Bu faktörlerin değerlendirilmesi hastanın seyrini takip etmede faydalı olabilir.
Kanser Teşhisi Alındıktan sonra Görülen Psikolojik Tepkiler
Holland ve Rowland, kanser teşhisi konan hastaların genel tepkilerinin aşağıdaki faz modelini geliştirmiştir.
- Birinci aşama: Erken reaksiyon dönemi/ birkaç gün içinde
Hastalar bilgilere inanmazlar veya gerçekleri geçici olarak inkar ederler. Bazı hastalar geriye dönük olarak bu dönemi ‘Aklım sanki bunlar başıma gelmiyormuş gibi işlevini yitirdi’ olarak tanımlar. Ya da ‘korktuğum şey başıma geldi’. diye düşünerek umutsuzluk yaşayabilir.
- İkinci aşama: Sıkıntı dönemi / 1–2 hafta sonra
Hastalar tekrar tekrar anksiyete, depresyon, uykusuzluk, iştah kaybı veya konsantrasyon azalması gibi semptomlar geliştirir. Belirgin kaygı ve azalan konsantrasyon nedeniyle hastalar tekrar tekrar aynı soruları sorarlar.
- Üçüncü aşama: Adaptasyon dönemi / 2 hafta – 1 ay, bazen 3 ay sonra
Hastalar gerçekle yüzleşir ve yeni duruma uyum sağlamaya başlar veya uyum sağlamaya çalışır. 112 hasta üzerinde yapılan bir araştırma, şoku atlatmak için 1 aydan fazla süreye ihtiyaç duyan 11 hastanın 9’unun erken mide kanseri olduğunu göstermiştir (8). Bu, şok derecesinin veya şoku atlatmak için gereken sürenin her zaman hastalığın evresi veya prognozu ile ilişkili olmadığını gösterir.
Kaygı ve depresyon
Anksiyete ve depresyon, durumlarına uyum sağlayamayan hastalarda en sık görülen belirtilerdir.

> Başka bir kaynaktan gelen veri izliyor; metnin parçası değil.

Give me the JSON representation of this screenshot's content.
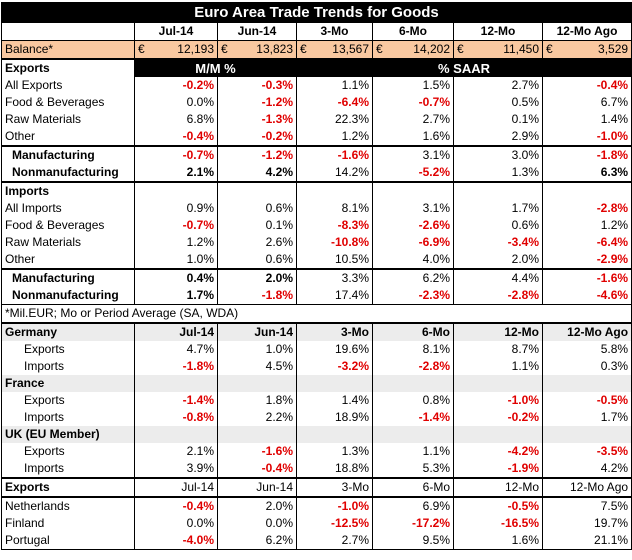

Teşhisten 1 ay sonra bile anksiyete ve depresif belirtiler (anksiyete hali, gelecekten umutsuzluk, sinirlilik, korku, uykusuzluk ve iştahsızlık gibi) görüldüğünde bunları ‘hasta kanser olduğu için doğal tepkiler’ olarak düşünmeyin. Hastaların psikolojik durumu büyük bir özenle desteklenmelidir. Bu semptomlar kanser hastalarında çok önemli problemlerdir ve onlara yeterli zaman verilmelidir.
Psikolojik Desteğin Önemi
Hekimler, tanının açıklandığı anda hastalarına, her zaman psikolojik olarak destek olmaya hazır olduklarını açıkça söylemelidir. Uyum bu şekilde güçlendirildiğinde, hastalar tanı hakkında bilgilendirildikten sonra nadiren psikolojik olarak belirgin şekilde dengesiz hale gelirler. Ancak, hastanın yalnızca sorumlu hekim tarafından desteklenmesi yetersiz görüldüğünde veya psikiyatristler/psikologlar tarafından tedavi edilmesinin daha uygun olduğu düşünüldüğünde veya hastanın psikolojik durumunun anlaşılmasının zor olduğu durumlarda, ruh sağlığı uzmanları ile derhal temasa geçilmesi ve uygun önlemler konusunda konsültasyon yapılması yararlıdır.
Bu şu durumlarda geçerli olabilir:
- Hastanın bir psikiyatrik bozukluk öyküsü var.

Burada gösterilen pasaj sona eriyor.